Mitchell et al. (2006)

  • The mGBL models will be iteratively developed within a social-constructivist framework, using experiential learning and situated learning theories that see learning as a social activity constructed in interactions with others.
  • This approach suits learning models delivered via mobile phones.
  • Importantly, they will also support creative decision-making, encouraging players to consider decisions from different perspectives with a focus on mission, defining significant results and doing rigorous assessment.
  • The mGBL model has been applied to these domain: e-health, e-commerce, career guidance, and m-government
  • Although this model is the most relevant to mGBL, but it focuses on the design part.
  • This is only a design model which is not providing the development methodology.


Integrated Model for Educational Game Design

Paras & Bizzocchi (2005)

  • This model reconciles flow, learning, and motivation within an immersive game experience.
  • The model shows that games foster play, which produces a state of flow, which then increases motivation, and lastly supports the learning process.
  • This is only a design model which is not providing the development methodology.

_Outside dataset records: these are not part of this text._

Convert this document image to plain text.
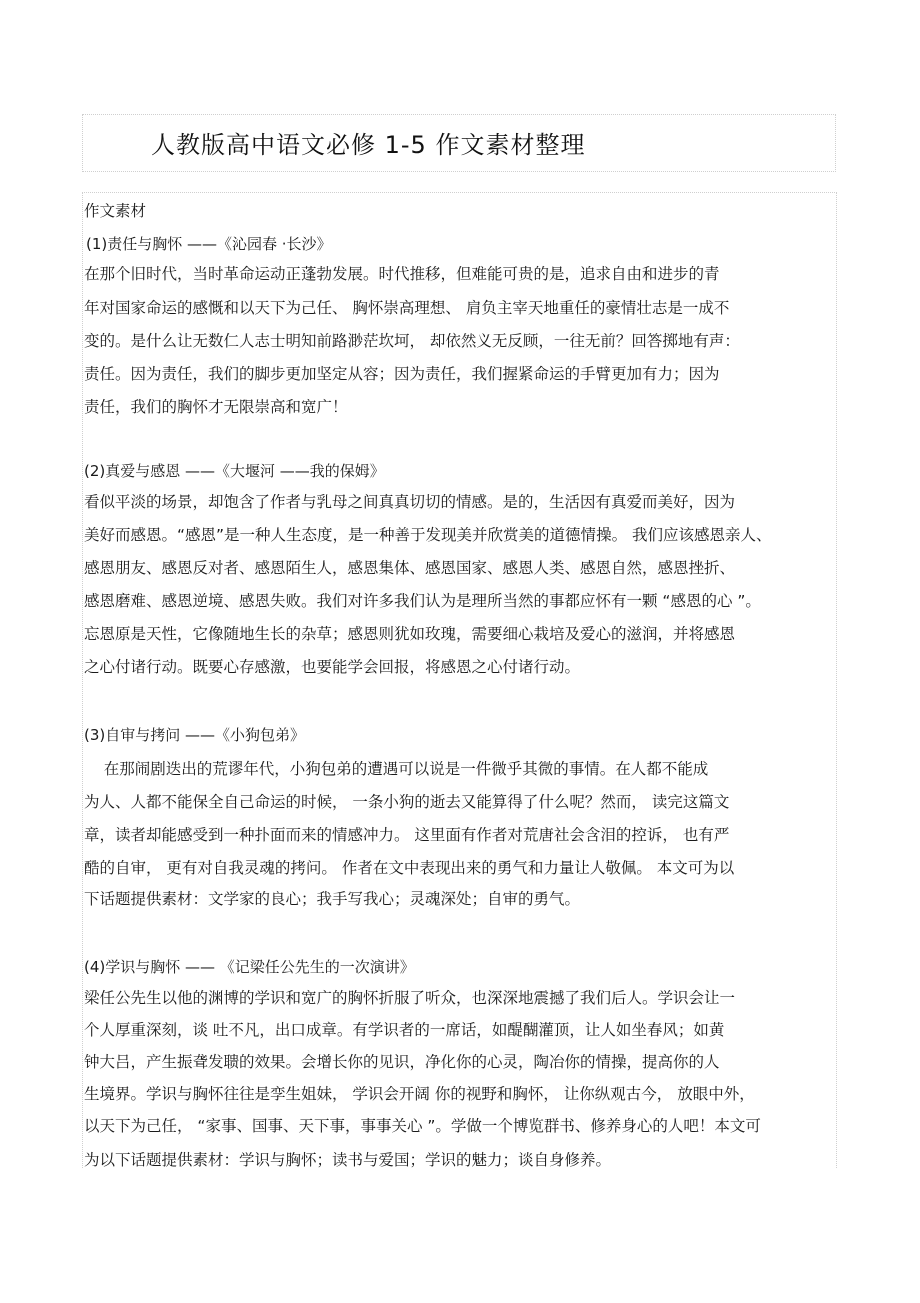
人教版高中语文必修 1-5 作文素材整理
作文素材
(1)责任与胸怀 ——《沁园春 ·长沙》
在那个旧时代，当时革命运动正蓬勃发展。时代推移，但难能可贵的是，追求自由和进步的青
年对国家命运的感慨和以天下为己任、 胸怀崇高理想、 肩负主宰天地重任的豪情壮志是一成不
变的。是什么让无数仁人志士明知前路渺茫坎坷， 却依然义无反顾，一往无前？回答掷地有声：
责任。因为责任，我们的脚步更加坚定从容；因为责任，我们握紧命运的手臂更加有力；因为
责任，我们的胸怀才无限崇高和宽广！
(2)真爱与感恩 ——《大堰河 ——我的保姆》
看似平淡的场景，却饱含了作者与乳母之间真真切切的情感。是的，生活因有真爱而美好，因为
美好而感恩。“感恩”是一种人生态度，是一种善于发现美并欣赏美的道德情操。 我们应该感恩亲人、
感恩朋友、感恩反对者、感恩陌生人，感恩集体、感恩国家、感恩人类、感恩自然，感恩挫折、
感恩磨难、感恩逆境、感恩失败。我们对许多我们认为是理所当然的事都应怀有一颗 “感恩的心 ”。
忘恩原是天性，它像随地生长的杂草；感恩则犹如玫瑰，需要细心栽培及爱心的滋润，并将感恩
之心付诸行动。既要心存感激，也要能学会回报，将感恩之心付诸行动。
(3)自审与拷问 ——《小狗包弟》
在那闹剧迭出的荒谬年代，小狗包弟的遭遇可以说是一件微乎其微的事情。在人都不能成
为人、人都不能保全自己命运的时候， 一条小狗的逝去又能算得了什么呢？然而， 读完这篇文
章，读者却能感受到一种扑面而来的情感冲力。 这里面有作者对荒唐社会含泪的控诉， 也有严
酷的自审， 更有对自我灵魂的拷问。 作者在文中表现出来的勇气和力量让人敬佩。 本文可为以
下话题提供素材：文学家的良心；我手写我心；灵魂深处；自审的勇气。
(4)学识与胸怀 —— 《记梁任公先生的一次演讲》
梁任公先生以他的渊博的学识和宽广的胸怀折服了听众，也深深地震撼了我们后人。学识会让一
个人厚重深刻，谈 吐不凡，出口成章。有学识者的一席话，如醍醐灌顶，让人如坐春风；如黄
钟大吕，产生振聋发聩的效果。会增长你的见识，净化你的心灵，陶冶你的情操，提高你的人
生境界。学识与胸怀往往是孪生姐妹， 学识会开阔 你的视野和胸怀， 让你纵观古今， 放眼中外，
以天下为己任， “家事、国事、天下事，事事关心 ”。学做一个博览群书、修养身心的人吧！本文可
为以下话题提供素材：学识与胸怀；读书与爱国；学识的魅力；谈自身修养。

Best Practice for Mobile Game Development

Dholkawala (2005)

  • This methodology suggests steps in developing mobile game in general from developing game concept until the trimming process.
  • These guidelines are general use for developing mobile game which not includes the ID model.


Scrum Methodology

McGuire (2006)

  • The methodology is based on Agile Methodology.
  • The iterative process is a main concern for this methodology.
  • It focuses on the tasks given to each individual of the development team.
  • This methodology also for general use for developing mobile game which not includes the ID model.


Game Development Methodology

Dynamic Ventures, Inc. (2007)

  • The methodology provides guideline to develop general mobile game
  • It focuses on the feedback and input from the client, stakeholders and developers.
  • The methodology is an iterative process.
  • This methodology also for general use for developing mobile game which not includes the ID model.



Edwards & Coulton (2006)

  • This methodology extends the Design-Build-Test philosophy.
  • The added processes are protecting IP, marketing and selling games.
  • The methodology is also an iterative process.
  • This methodology also for general use for developing mobile game which not includes the ID model.


Game Development Process

Novak (2004, 2007)

  • The development process similar to multimedia development phases.
  • The main focus of the methodology is the design documents such as game proposal, game design document, technical design document and test plan.